= Herb Cohen =

American music executive (1932-2010)

Herbert Cohen (December 30, 1932 - March 16, 2010) was an American personal manager, record company executive, and music publisher based in Los Angeles during the 1960 and 1970s. He was known as the manager of Alice Cooper, Linda Ronstadt, Frank Zappa, Tim Buckley, Odetta, Tom Waits, George Duke, and the Turtles featuring Flo & Eddie. He also managed the all-female band Fanny in the late 1960s and got them signed to Warner Bros. after a performance at the Troubadour.

==Life and career==

Cohen was born in New York. After a period in the army in 1952, he moved to Los Angeles in the mid-1950s, and started to put on concerts with folk singers such as Pete Seeger and Odetta. He began running coffee bars and folk clubs, such as the Unicorn and Cosmo Alley, during the late 1950s and early 1960s. Cohen also managed singer Judy Henske and comedian Lenny Bruce.

He was best known as the manager of Frank Zappa and the Mothers of Invention from 1965, arranging their first club dates and, after encouraging record producer Tom Wilson to see them perform, securing their first record deal. He and Zappa went on to set up and jointly own the Straight, Bizarre, and Discreet record labels. After a ten-year association, he and Zappa parted company amid litigation in 1976. Zappa claimed that Cohen and his brother Martin "Mutt" Cohen, a music lawyer, were profiting unduly from his earnings, and Cohen counter-sued, claiming that Zappa had taken his album Zoot Allures directly to Warner Bros. contrary to a contract between them.

He also handled Montreux Jazz Festival tours of Japan and the US, and produced the US portion of the Nelson Mandela concert in Wembley Stadium upon Mandela's release. Cohen managed Tom Waits until 1982, and, after that time, his main management client was jazz musician George Duke. Cohen reactivated the Bizarre and Straight labels in 1988, calling it "Bizarre/Straight Records," which was distributed by Enigma Records, and, later, Rhino Records. Bizarre/Straight released early recordings of both Waits and Tim Buckley. Some of the Bizarre/Straight releases were later released by Manifesto Records, a label formed in 1995 and run by his nephew, Evan Cohen, who is also a music industry lawyer.

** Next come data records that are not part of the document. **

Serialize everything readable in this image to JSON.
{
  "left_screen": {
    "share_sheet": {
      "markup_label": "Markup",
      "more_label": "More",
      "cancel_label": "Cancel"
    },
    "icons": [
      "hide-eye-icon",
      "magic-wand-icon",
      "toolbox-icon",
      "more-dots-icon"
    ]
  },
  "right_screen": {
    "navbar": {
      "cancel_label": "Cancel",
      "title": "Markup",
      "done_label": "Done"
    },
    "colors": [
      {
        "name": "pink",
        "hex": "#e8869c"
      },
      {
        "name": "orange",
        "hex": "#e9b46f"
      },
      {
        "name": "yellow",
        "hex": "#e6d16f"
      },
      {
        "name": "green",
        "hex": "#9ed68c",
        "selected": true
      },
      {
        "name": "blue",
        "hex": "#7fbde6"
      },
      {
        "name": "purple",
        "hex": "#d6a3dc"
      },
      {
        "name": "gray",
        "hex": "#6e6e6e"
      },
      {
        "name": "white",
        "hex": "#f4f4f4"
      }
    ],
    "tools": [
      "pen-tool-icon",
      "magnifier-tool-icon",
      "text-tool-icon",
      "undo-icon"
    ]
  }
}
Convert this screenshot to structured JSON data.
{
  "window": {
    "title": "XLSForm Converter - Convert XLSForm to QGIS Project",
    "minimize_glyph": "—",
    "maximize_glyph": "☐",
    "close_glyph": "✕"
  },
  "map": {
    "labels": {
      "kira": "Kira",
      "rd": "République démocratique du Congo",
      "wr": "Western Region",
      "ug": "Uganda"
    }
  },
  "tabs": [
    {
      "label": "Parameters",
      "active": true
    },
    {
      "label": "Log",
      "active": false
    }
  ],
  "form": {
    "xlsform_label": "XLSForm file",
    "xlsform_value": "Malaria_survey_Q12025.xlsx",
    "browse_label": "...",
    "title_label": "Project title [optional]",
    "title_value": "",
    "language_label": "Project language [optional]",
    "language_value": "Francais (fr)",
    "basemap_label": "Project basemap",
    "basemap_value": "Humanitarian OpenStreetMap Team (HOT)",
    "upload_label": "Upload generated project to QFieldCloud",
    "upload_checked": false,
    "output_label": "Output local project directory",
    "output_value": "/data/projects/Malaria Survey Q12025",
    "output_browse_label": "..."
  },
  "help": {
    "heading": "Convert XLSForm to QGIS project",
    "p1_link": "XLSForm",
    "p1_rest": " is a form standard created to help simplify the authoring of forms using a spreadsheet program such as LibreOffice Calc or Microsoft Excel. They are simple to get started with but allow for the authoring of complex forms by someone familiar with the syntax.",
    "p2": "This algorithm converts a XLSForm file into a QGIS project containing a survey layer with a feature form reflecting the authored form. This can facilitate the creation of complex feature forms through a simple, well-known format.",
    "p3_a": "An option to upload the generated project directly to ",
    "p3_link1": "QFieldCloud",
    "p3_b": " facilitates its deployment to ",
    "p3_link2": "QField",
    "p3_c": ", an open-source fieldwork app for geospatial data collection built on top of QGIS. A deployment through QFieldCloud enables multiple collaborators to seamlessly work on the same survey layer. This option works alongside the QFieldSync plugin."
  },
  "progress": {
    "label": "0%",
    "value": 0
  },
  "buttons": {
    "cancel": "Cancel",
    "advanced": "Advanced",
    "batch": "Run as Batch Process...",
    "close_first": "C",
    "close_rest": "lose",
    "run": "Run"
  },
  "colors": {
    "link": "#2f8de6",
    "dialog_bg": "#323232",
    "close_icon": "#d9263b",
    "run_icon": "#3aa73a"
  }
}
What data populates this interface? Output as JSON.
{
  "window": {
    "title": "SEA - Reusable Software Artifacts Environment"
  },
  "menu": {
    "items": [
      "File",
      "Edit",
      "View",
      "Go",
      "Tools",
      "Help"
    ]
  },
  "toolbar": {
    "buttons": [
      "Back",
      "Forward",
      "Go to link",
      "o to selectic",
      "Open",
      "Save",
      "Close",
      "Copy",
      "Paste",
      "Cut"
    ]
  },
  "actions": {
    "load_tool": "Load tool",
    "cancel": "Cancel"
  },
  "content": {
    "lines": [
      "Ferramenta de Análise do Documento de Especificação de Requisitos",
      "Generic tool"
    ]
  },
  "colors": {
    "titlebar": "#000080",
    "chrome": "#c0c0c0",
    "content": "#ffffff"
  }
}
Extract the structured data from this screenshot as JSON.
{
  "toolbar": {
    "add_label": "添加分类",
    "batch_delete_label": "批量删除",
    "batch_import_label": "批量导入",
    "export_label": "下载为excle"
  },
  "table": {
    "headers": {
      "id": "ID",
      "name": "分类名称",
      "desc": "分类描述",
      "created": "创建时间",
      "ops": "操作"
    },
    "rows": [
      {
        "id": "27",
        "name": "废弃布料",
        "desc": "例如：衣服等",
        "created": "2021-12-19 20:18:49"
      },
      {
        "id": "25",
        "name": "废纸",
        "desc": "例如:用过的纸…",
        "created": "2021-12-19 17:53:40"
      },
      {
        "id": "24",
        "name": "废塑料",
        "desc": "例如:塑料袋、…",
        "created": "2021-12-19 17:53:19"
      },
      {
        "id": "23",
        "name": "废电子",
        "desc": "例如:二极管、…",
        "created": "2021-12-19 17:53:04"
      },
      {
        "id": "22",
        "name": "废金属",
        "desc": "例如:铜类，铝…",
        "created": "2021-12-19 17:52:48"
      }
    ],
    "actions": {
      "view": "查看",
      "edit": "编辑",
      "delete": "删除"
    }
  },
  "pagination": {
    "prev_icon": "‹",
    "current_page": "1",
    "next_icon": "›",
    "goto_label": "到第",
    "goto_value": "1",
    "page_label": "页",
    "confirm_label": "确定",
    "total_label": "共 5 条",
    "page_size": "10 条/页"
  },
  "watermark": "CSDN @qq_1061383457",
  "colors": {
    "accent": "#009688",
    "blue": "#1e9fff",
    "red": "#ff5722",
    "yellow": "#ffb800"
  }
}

In 1989–91, Cohen managed the Russian rock group Autograph (who appeared at Live Aid for Africa) and oversaw the recording of their debut American album Tear Down the Border, produced by Robert Duffey and released in 1991 on the Bizarre/Straight label, distributed by Rhino Records.

In 2009, Cohen filed suit for libel against British journalist Barney Hoskyns and his publisher, Random House, Inc., with regard to statements in Hoskyns' book Lowside of the Road: A Life of Tom Waits.

==Death==
Cohen died in 2010, in Napa, California, of complications from cancer. He was 77 years old.